Yesterday Matt went to school.
He's no longer the little jk kid who was excited and frightened about a new adventure. Nope. he's an sk.
he knew he was visiting his classroom for half an hour. He was thrilled he got half an hour with his teacher, his beloved teacher, to tell her about his summer and to show her he could read.
When we left jk in June he could read a couple of site words ("the" was his favourite). He knew his letter sounds. He had no interest in reading or writing.
And his teacher suggested that we try to encourage reading.
We took her advice, but we let him go at his own pace. A word here, a word there. Lots of excitement (genuine) when he sounded out the word Mom (spelled mam) and wrote it everywhere.
And over the summer he started reading more. One day sounds started to make sense. his world exploded. In place of playing lego in his bedroom he started looking through books, shrieking for us to help him with a word.
And we let him go at his own pace. Lots of encouragement. no pushing. Even though it killed me that he didn't love to read like I did, I let it go. And we let him learn the love of language on his own.
And yesterday we went to see his teacher.
And she pulled out her pile of site words.
And he read them. Each and every word. By himself. Because he wanted to.
I was sitting in the hall chatting with the special ed teacher.
What I told the special ed teacher, the woman who I wish I didn't know because of her job function, was that over the summer I learned that instead of making Matt fit my mold I learned I have to fit his. I have to meet him where he is at.
And, it's working.
When his teacher came to bring me into the classroom she had tears in her eyes. Because she spent all of jk struggling with me, knowing that my amazing child could be amazing - if we could just figure out how.
"He blew me away."
Because my child. The kid who has ADHD. The child who tells me that sometimes his brain just won't work right. My child decided he can.
Being a mom is amazing. Not always. We all know that. The temper tantrums, the anger. That's all part of what goes on in his brain. It's something we are working with and conquering and maybe even embracing. But seeing my child accomplish something that is really really hard amazes me.
it puts me in my place.
And it reminds me that as much as I need to accept that he struggles I can't accept mediocrity for my child.
I didn't post this last year. But, if you want to see how far we've come, here's an e-mail I sent to a few people about the exact same visit last year. We've come a long way, baby!
"Seriously ... worst visit ever!!!!
We were supposed to go for a half hour visit. We got forms to fill out while the teacher showed Matt the classroom.

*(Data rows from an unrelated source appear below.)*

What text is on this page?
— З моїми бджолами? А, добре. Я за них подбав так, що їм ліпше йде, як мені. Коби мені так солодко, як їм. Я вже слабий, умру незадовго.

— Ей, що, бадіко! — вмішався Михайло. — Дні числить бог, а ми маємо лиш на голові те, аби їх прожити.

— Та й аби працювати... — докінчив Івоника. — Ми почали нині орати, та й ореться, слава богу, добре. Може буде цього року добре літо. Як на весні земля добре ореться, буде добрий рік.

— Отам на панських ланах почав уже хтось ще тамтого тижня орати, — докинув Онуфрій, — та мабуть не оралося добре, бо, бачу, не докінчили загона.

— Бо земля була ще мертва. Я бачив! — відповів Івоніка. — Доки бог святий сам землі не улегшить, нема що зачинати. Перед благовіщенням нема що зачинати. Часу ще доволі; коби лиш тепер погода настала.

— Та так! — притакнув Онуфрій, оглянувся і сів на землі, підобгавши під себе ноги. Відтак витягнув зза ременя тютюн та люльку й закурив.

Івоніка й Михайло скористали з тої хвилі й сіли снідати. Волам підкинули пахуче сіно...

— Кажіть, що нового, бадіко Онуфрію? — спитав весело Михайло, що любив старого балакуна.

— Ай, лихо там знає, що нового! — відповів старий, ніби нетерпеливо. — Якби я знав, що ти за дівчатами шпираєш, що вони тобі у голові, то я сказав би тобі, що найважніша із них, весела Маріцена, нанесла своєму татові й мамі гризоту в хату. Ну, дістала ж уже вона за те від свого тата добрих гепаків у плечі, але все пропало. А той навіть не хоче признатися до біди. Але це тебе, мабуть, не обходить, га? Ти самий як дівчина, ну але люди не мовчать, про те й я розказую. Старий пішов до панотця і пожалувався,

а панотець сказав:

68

So, the classroom visit went really well. He had no problem with us staying in the hall and did everything she asked. He drew pictures and even did letters (something he will not do for us). He was happy and laughing, etc.
So then she brought us in. We were talking about behavioural issues and so she let him have a "quick play" with one bucket of toys. So, we talked for quite awhile and he was happily playing away. And then she said it was tidy up time.
So she said she would help him tidy and play. (at which point we were baffled as to whether we should let her do her thing or intervene, but we let her do her thing). So he shouted at her. And then started throwing toys. It was awful. By the end of the impromptu tidy up session he was screaming "I hate you Ms. Teacher. I am very angry right now". I was trying not to cry while at the same time relieved he was just shouting not hitting.
And then he turns to her and screams "I am very angry at you Ms.Teacher. Very angry and your tidy up time must change." Then he turned on his heel, grabbed the backpack and very dramatically said "this stupid visit is now over and I'm outta here."
Mike went with him and to my relief his teacher cracked up and told me that kids tend to be a little over-excited and have extreme reactions, and that I don't need to worry too much. And, I hit the point of laughing almost hysterically because otherwise I would have started to cry.
At least she didn't think I was the crazy parent who was trying to diagnose my kid with an issue that was non-existent.
It was horrible and funny all at the same time. Mike was quite glad to be going back to work.
The funny thing is that when we were eating lunch we were talking about it a bit. Matt turned to me and said "that Ms. Teacher seems very nice. Only 2 more sleeps till I go back!" I'm sure Ms.Teacher is counting down the days also."